Speaker Mark Ferrandino countered by telling Republicans that they’re not blameless.
“Partisan politics gets played down here. We all know that. We all do it,” he said. He told Republicans that “we should not forget history” and reminded them about how, as the majority party in the House last year, Republicans killed civil unions legislation by refusing to bring it up for a floor vote.
Ultimately, Waller was one of nine Republicans to vote for the budget. As reasons for his approval, Waller cited budget provisions that pay down $140 million in state debt for police and firefighter pensions, and $30 million for water storage projects in rural Colorado.
Both chambers have passed the budget, but they still must rectify differences in the spending plan. Those differences include a House amendment that took nearly $500,000 from private prisons to pay for more parole officers. Lawmakers who proposed the change cited the shooting death of Department of Corrections Director Tom Clements, who authorities suspect was killed by a parolee who recently slipped through the cracks in the criminal justice system.
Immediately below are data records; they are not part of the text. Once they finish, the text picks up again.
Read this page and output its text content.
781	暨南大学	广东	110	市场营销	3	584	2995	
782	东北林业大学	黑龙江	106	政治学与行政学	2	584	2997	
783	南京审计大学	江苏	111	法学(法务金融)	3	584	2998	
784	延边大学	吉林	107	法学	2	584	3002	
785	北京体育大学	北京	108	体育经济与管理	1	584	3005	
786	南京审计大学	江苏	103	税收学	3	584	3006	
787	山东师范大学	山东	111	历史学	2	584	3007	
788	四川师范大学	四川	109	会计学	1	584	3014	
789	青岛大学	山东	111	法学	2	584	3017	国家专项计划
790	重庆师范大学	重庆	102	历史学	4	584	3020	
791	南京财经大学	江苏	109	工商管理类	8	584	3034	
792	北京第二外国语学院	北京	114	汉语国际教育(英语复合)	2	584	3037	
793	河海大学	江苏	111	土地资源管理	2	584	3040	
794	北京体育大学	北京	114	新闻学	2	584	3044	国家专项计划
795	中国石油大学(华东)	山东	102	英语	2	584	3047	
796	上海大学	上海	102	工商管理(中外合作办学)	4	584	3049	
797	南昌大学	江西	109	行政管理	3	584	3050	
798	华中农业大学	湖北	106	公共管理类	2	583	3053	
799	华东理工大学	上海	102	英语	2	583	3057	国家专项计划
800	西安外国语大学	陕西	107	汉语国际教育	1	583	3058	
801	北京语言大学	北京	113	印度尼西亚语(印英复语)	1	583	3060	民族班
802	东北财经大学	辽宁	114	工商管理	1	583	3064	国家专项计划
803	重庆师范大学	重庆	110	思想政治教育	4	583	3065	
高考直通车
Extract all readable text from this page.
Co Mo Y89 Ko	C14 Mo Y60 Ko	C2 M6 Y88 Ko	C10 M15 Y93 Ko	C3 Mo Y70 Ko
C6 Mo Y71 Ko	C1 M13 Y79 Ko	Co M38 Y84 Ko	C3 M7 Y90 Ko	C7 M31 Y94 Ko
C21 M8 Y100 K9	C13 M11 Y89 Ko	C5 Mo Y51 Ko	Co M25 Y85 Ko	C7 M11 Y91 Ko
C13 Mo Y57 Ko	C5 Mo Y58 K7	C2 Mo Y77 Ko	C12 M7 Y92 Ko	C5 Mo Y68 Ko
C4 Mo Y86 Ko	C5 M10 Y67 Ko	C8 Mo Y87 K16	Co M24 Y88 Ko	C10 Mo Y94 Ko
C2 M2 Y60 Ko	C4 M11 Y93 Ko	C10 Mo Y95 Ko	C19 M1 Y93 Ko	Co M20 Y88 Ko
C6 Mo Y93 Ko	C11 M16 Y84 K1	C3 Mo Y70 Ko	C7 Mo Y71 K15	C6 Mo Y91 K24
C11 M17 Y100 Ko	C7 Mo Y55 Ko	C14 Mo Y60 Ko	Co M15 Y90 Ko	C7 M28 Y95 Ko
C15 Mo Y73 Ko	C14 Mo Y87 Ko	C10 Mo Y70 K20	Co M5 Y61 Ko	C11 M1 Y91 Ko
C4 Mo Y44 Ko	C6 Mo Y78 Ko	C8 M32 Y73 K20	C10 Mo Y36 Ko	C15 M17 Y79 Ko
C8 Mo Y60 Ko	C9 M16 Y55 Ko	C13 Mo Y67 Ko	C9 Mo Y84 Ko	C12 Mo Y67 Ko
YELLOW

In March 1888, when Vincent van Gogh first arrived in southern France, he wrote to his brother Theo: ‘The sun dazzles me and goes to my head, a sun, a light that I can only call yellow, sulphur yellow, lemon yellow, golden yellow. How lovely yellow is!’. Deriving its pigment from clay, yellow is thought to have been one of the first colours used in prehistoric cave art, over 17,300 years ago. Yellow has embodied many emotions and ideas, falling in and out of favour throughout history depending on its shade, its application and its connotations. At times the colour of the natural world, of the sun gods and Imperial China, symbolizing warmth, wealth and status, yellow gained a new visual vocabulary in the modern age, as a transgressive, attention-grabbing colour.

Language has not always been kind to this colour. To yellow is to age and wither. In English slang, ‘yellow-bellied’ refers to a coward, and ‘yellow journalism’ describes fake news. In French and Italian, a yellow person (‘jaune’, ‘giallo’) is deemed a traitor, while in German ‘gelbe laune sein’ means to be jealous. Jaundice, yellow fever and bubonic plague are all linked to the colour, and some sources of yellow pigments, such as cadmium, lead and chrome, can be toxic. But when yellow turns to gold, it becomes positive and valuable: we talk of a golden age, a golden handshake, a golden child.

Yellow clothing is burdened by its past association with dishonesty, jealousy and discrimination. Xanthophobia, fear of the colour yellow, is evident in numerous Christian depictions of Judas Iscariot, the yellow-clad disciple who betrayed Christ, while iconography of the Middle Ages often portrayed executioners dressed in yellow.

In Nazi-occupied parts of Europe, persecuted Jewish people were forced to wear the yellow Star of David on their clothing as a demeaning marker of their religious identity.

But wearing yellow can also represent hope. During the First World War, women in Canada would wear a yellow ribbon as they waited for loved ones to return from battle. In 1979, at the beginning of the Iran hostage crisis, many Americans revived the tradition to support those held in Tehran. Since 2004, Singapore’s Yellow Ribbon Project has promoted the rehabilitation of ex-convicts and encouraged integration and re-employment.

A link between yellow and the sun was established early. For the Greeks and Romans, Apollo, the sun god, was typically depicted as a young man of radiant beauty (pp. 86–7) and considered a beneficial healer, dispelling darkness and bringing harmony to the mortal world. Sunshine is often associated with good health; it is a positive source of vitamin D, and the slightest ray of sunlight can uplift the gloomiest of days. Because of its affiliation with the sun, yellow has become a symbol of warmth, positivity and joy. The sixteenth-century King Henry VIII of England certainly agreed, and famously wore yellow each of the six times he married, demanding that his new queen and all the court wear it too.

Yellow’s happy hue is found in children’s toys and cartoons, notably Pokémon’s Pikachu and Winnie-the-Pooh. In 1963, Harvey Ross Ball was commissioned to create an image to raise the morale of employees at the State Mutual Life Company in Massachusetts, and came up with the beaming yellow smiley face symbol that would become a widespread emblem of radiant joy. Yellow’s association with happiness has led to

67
The money for wildfire compensation is another difference that will need to be rectified, as well as adding $1.5 million to the state’s film incentives program.
General fund expenditures, which lawmakers control, were expected to be about $8.2 billion next year, compared with $7.6 billion in the current budget year. The state’s total budget, which includes federal money and cash funds, would be about $20.5 billion.
The biggest areas of general fund spending would continue to be K-12 schools, at about $3.1 billion, and the department of Health Care Policy and Financing, which administers Medicaid, at nearly $2.1 billion.